Ferrara summed up the novel drug-therapy strategies now beginning clinical trials.
"One would be - for blocking the cytokines - the use of an engineered, soluble TNF receptor called etanercept [Immunex's Enbrel] that can block TNF. Another, infliximab [Centocor's Remicade], is a monoclonal antibody against TNF. These are just now entering clinical trials. The other approach is to reduce or eliminate host antigen-presenting cells [APCs]. One way is to use an antibody called Campath [from Ilex Oncology]. It recognizes a cell-surface antigen on all white cells, including APCs, which Campath could eliminate.
Ferrara concluded: "GVHD is a complication of all bone-marrow transplants - the differences between donor and recipient - that keeps us from being able to offer transplants tomorrow, including some solid-organ grafts, to patients who need them. But at the moment, you have to have a perfect match, even from an unrelated donor."
Knockout Mouse Model Cracks Conundrum Of Fragile X Retardation, Hints At Eventual Therapy
Fragile X syndrome is the commonest inherited form of mental retardation. It afflicts 1 in 4,000 boys and 1 in 8,000 girls, with no cure or effective therapy. The syndrome is due to a mutation in the Fmr1 gene, which causes loss of the FMRP protein.
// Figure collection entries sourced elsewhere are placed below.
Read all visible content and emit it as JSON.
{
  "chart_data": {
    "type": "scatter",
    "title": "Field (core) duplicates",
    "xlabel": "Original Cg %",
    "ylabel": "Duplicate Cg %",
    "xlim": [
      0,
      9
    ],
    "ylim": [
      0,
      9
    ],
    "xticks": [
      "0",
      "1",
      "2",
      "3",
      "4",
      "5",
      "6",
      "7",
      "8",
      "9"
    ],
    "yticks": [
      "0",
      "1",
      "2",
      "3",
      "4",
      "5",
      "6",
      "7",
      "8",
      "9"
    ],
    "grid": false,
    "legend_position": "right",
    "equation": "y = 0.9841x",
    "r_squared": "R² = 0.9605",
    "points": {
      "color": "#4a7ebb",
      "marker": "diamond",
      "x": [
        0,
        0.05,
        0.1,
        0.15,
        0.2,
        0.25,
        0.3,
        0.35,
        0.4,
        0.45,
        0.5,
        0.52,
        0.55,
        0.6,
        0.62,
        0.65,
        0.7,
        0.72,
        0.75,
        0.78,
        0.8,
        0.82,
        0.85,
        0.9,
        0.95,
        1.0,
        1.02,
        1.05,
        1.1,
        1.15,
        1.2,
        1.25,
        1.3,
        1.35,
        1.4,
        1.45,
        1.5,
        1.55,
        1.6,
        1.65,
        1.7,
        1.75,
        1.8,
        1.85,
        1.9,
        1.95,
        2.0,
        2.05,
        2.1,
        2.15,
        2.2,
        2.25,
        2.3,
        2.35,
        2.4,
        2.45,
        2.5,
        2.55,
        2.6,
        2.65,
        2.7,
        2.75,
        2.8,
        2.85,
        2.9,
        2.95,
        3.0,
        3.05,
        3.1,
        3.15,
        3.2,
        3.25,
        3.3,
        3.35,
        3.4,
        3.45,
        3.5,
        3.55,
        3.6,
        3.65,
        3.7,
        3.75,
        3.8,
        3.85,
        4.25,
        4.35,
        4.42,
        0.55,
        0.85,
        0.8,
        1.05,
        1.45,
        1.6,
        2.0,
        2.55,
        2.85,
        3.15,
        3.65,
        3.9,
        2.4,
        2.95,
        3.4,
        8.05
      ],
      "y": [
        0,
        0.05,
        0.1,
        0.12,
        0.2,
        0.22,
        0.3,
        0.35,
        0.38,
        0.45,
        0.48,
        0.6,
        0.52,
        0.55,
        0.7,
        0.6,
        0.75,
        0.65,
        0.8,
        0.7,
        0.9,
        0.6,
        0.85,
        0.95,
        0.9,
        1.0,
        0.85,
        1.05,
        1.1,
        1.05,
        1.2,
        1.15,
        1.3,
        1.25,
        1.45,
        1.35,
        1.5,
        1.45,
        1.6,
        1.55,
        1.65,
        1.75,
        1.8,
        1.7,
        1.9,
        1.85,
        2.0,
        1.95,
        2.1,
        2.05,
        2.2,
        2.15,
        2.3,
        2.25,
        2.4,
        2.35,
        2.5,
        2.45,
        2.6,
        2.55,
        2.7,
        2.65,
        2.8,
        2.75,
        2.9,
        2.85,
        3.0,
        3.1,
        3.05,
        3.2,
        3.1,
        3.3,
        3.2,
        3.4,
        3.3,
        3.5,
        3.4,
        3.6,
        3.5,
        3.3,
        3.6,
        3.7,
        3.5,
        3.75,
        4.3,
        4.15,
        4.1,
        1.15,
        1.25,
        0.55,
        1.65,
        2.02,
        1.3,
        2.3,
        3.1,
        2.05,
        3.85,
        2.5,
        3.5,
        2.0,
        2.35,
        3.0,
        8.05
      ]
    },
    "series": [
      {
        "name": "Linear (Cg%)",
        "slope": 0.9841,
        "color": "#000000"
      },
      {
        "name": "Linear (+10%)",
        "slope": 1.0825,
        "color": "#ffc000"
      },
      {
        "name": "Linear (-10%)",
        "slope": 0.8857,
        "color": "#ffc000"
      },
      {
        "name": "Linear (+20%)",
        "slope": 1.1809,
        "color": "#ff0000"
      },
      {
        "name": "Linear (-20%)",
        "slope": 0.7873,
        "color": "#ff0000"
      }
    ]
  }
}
Clarifying how this loss can lead to mental retardation is proposed by neuroscientists at Brown University in Providence, R.I. Their report, in the Proceedings of the National Academy of Sciences (PNAS) dated May 28, 2002, is titled: "Altered synaptic plasticity in a mouse model of fragile X mental retardation." Their finding "suggests new therapeutic approaches for fragile X syndrome."
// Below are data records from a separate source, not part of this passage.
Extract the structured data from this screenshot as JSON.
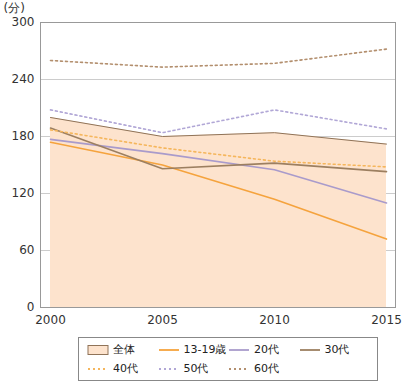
{
  "chart_data": {
    "type": "line",
    "y_label": "(分)",
    "categories": [
      "2000",
      "2005",
      "2010",
      "2015"
    ],
    "ylim": [
      0,
      300
    ],
    "yticks": [
      0,
      60,
      120,
      180,
      240,
      300
    ],
    "grid": true,
    "series": [
      {
        "name": "全体",
        "type": "area",
        "color": "#fde3cd",
        "values": [
          200,
          180,
          184,
          172
        ]
      },
      {
        "name": "13-19歳",
        "color": "#f5a33d",
        "line_style": "solid",
        "values": [
          174,
          150,
          114,
          72
        ]
      },
      {
        "name": "20代",
        "color": "#a99bcb",
        "line_style": "solid",
        "values": [
          177,
          162,
          145,
          110
        ]
      },
      {
        "name": "30代",
        "color": "#9c7f60",
        "line_style": "solid",
        "values": [
          189,
          146,
          152,
          143
        ]
      },
      {
        "name": "40代",
        "color": "#f5b65c",
        "line_style": "dotted",
        "values": [
          187,
          168,
          154,
          148
        ]
      },
      {
        "name": "50代",
        "color": "#b1a7d6",
        "line_style": "dotted",
        "values": [
          208,
          184,
          208,
          188
        ]
      },
      {
        "name": "60代",
        "color": "#b38f6e",
        "line_style": "dotted",
        "values": [
          260,
          253,
          257,
          272
        ]
      }
    ]
  }
}
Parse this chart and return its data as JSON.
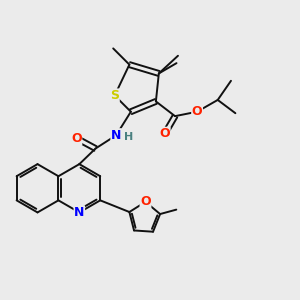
{
  "background_color": "#ebebeb",
  "atom_colors": {
    "S": "#cccc00",
    "N": "#0000ff",
    "O": "#ff2200",
    "C": "#111111",
    "H": "#4a8080"
  },
  "figsize": [
    3.0,
    3.0
  ],
  "dpi": 100,
  "lw": 1.4
}
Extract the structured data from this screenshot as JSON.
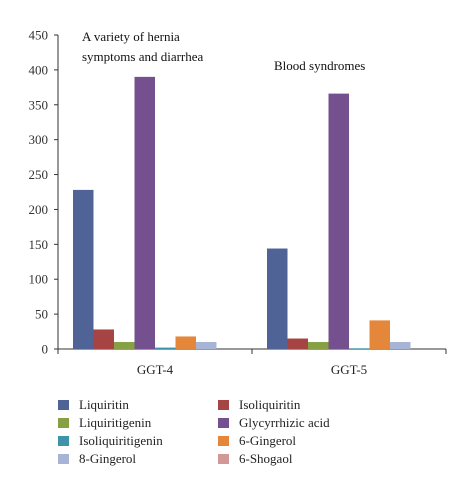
{
  "chart_data": {
    "type": "bar",
    "categories": [
      "GGT-4",
      "GGT-5"
    ],
    "ylim": [
      0,
      450
    ],
    "yticks": [
      0,
      50,
      100,
      150,
      200,
      250,
      300,
      350,
      400,
      450
    ],
    "grid": false,
    "legend_position": "bottom",
    "annotations": [
      {
        "category": "GGT-4",
        "lines": [
          "A variety of hernia",
          "symptoms and diarrhea"
        ]
      },
      {
        "category": "GGT-5",
        "lines": [
          "Blood syndromes"
        ]
      }
    ],
    "series": [
      {
        "name": "Liquiritin",
        "color": "#4f6397",
        "values": [
          228,
          144
        ]
      },
      {
        "name": "Isoliquiritin",
        "color": "#a54442",
        "values": [
          28,
          15
        ]
      },
      {
        "name": "Liquiritigenin",
        "color": "#86a043",
        "values": [
          10,
          10
        ]
      },
      {
        "name": "Glycyrrhizic acid",
        "color": "#74518e",
        "values": [
          390,
          366
        ]
      },
      {
        "name": "Isoliquiritigenin",
        "color": "#3f93a8",
        "values": [
          2,
          1
        ]
      },
      {
        "name": "6-Gingerol",
        "color": "#e5873b",
        "values": [
          18,
          41
        ]
      },
      {
        "name": "8-Gingerol",
        "color": "#a8b4d6",
        "values": [
          10,
          10
        ]
      },
      {
        "name": "6-Shogaol",
        "color": "#d49797",
        "values": [
          0,
          0
        ]
      }
    ]
  }
}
The authors found that genetically engineered mice lacking FMRP showed enhanced long-term depression, which could prevent strong connections between neurons in their hippocampus - thus hampering learning and memory.
Transplantation of Human Tissues Into Brains Of Parkinson's Patients Leaves Some Side Effects
Experimental transplantation of dopamine-secreting human embryonic tissue into the brains of patients with Parkinson's disease (PD) continues to attract attention. Fourteen such recipients were studied 11 years after their transplants, as reported in Nature Neuroscience published online June 3, 2002. The paper's title: "Dyskinesias following neural transplantation in Parkinson's disease."
It found that dynkinesias (abnormal involuntary movements) increased during postoperative time-out phases. The article's authors, neuroscientists at the University of Lund in Sweden, report that symptom relief is not correlated with the severity of these movement disorders after the transplants - which disabled one of the 14 probands. They suggest that it may be possible to prevent the development of these adverse consequences, and conclude that their findings provide no evidence for stopping further efforts to develop cell transplantation therapy for PD.